When the call came through that Readings was able to host an event with Gloria Steinem, I actually had to lie on the dirty carpet of the office and slow my breathing down. I was overwhelmed with pure excitement and joy. The event at the Town Hall gave me an opportunity to showcase women’s organisations, who were instrumental in setting the Melbourne feminist landscape, including the students from the Feminist Collective, to meet her and illustrate that we were united. I still have the picture of me and my best friend Sarah on either side of Gloria on my desk. We look like idiots; Gloria looks poised, elegant and kind.

When was the last time a book made you laugh out loud?

Everything I know about Love by Dolly Alderton is a coming of age memoir of a wisecracking British writer coming to terms with who she is and why she is. It’s fierce, funny and unapologetic. Some lines in the book made me laugh ’til I cried. And other lines are simply so true. For example, ‘Nearly everything I learnt about love, I’ve learnt from my long term friendships with women.’

You’ve been a huge supporter of Australian writers, but particularly the work of women and non-binary people. Tell us about that.

I will always support the work of women and non-binary writers because we need these writers to rewrite history to create a balanced view of the world, we need these writers to strut their truth, sing their experiences and demand equal platforms to discuss, disown and disregard the set horizons of patriarchy. There simply is no other means to equality. We need to know how everyone felt and how everyone was before we can move forward. It’s why the Stella Prize is so dear to my heart.

This year you’ve stepped up to join the Victorian Women’s Trust board. What does this new role mean for you?

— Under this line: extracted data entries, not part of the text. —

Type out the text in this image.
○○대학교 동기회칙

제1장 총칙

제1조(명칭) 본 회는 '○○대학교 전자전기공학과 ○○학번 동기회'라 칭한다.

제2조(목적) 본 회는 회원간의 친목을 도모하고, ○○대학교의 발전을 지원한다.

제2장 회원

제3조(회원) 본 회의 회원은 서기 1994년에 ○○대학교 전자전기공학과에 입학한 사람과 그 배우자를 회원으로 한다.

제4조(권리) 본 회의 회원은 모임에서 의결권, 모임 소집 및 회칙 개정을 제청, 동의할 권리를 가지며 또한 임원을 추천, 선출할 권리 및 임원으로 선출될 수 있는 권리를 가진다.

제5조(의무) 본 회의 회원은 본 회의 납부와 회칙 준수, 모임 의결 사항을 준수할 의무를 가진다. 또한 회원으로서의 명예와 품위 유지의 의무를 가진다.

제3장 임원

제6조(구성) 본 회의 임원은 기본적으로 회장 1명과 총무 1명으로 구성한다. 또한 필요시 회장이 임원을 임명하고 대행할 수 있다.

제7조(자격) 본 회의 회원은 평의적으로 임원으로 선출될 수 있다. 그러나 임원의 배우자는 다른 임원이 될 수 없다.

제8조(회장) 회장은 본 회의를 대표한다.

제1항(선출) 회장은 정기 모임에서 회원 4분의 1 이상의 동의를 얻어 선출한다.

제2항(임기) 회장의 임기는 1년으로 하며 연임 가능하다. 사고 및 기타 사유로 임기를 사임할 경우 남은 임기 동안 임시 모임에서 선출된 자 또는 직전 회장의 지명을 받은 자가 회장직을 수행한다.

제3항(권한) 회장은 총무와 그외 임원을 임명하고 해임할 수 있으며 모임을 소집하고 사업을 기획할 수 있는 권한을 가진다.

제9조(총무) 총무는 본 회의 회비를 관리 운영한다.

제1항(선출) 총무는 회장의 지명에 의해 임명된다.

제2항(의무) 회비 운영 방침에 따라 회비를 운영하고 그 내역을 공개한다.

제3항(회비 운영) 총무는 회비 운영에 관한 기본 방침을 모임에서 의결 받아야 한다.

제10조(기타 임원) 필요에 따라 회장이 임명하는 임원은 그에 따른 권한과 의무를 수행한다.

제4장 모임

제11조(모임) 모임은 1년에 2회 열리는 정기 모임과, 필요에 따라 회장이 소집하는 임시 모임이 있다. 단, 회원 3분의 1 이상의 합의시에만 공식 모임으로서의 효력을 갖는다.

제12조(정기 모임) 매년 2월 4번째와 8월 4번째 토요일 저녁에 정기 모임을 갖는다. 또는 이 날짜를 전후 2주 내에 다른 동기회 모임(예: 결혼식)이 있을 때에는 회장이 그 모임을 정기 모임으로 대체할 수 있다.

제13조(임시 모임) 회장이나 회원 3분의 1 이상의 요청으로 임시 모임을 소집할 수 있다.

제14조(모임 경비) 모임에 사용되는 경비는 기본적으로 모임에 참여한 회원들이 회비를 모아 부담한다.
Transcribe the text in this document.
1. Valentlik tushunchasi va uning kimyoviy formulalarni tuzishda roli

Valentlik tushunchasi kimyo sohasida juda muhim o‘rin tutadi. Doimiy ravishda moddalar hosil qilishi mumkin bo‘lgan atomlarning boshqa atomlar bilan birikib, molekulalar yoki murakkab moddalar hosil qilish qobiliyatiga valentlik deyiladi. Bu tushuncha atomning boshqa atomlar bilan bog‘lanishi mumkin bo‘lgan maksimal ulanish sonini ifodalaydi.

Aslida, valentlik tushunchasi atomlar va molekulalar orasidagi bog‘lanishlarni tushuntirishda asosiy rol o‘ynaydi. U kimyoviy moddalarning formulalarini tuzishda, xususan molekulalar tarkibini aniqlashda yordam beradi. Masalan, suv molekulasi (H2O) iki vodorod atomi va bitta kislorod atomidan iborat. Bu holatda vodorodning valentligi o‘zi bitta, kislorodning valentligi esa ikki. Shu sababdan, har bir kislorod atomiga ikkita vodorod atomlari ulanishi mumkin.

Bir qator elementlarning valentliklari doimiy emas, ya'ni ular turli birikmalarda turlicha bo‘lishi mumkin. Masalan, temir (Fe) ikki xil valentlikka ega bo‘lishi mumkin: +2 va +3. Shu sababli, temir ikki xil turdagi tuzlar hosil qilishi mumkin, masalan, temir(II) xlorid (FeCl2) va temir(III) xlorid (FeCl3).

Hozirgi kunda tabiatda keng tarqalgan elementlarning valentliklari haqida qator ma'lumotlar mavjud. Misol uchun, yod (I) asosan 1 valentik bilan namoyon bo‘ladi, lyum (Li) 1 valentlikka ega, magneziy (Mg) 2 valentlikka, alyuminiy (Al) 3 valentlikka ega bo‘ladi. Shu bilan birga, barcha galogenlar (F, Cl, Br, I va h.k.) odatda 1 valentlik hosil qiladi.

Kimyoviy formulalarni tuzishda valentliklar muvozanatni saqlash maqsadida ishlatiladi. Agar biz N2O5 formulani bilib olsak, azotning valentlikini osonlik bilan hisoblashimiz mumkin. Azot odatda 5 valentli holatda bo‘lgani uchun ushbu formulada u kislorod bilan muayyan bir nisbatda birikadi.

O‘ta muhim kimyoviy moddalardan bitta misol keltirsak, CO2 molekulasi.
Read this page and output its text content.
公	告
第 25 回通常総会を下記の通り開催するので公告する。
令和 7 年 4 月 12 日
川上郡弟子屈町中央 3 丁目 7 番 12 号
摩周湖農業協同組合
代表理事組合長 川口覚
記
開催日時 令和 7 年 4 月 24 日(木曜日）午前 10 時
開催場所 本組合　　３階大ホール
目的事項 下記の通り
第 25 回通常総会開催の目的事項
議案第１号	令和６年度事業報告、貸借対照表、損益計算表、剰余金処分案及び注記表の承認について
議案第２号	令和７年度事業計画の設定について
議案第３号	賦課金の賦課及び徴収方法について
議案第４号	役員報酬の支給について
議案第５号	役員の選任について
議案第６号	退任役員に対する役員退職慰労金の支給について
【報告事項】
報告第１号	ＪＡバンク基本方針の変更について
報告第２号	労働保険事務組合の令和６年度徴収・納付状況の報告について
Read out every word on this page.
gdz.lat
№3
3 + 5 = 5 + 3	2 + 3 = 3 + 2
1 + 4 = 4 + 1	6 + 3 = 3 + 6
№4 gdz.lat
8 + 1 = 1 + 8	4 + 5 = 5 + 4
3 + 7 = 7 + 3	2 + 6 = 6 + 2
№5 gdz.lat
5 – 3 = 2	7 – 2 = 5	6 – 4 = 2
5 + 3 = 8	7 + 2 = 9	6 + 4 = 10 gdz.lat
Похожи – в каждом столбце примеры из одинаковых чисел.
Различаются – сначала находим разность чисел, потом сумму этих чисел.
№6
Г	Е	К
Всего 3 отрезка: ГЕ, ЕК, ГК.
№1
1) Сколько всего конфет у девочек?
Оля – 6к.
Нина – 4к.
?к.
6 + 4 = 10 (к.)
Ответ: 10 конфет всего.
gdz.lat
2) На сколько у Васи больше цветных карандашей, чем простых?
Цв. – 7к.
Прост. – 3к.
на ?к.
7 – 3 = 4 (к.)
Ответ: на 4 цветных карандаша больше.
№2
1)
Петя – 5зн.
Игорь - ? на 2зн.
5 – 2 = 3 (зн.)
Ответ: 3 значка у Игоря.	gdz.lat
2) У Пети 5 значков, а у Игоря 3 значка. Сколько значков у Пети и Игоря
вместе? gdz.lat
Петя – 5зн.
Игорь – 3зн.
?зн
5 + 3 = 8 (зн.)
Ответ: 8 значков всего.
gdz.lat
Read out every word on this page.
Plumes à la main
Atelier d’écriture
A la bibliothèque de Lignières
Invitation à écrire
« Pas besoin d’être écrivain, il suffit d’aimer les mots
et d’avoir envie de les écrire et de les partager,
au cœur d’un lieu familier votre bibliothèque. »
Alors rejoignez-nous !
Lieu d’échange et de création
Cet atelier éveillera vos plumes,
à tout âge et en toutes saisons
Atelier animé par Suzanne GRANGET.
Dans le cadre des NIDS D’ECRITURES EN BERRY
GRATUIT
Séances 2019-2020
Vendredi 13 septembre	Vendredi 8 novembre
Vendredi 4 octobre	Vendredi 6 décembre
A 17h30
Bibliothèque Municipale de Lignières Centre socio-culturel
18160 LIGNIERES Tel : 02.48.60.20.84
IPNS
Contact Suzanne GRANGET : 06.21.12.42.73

I am incredibly honoured to be on the Board of the VWT. I have long admired the work of the Trust in its persistence to bring to light women’s lives; the glory, the suffering, the advancements all in one loud fierce voice. Who wouldn’t want to be part of that? Being part of the Trust allows me to focus my yelling.

Lastly, name a book/album/film/recipe/dance move that’s helping to kept your spirits up during quarantine.

Like everyone in isolation my concentration has been pretty flexible but I’ve enjoyed taking the time to binge watch Killing Eve, to re-read some cracker stories including anything by international authors Jenny Offill, Anne Tyler and Zadie Smith. 

Locally I’ve also been cracking my way through the Stella Prize list and rejoicing that Jess Hill’s winning expose has started one million conversations. Hopefully it means one million solutions to a truth we, as women, knew all along.

And I’ve been loving some of those iso videos including Meryl Streep’s Ladies Who Lunch video. Have you seen it? There’s nothing better than a lunch with my best women.


Chris is one of our three new board members, Rana Hussain (writer, podcaster, diversity and inclusion expert) and Cate Banks (senior lawyer with Justice Connect).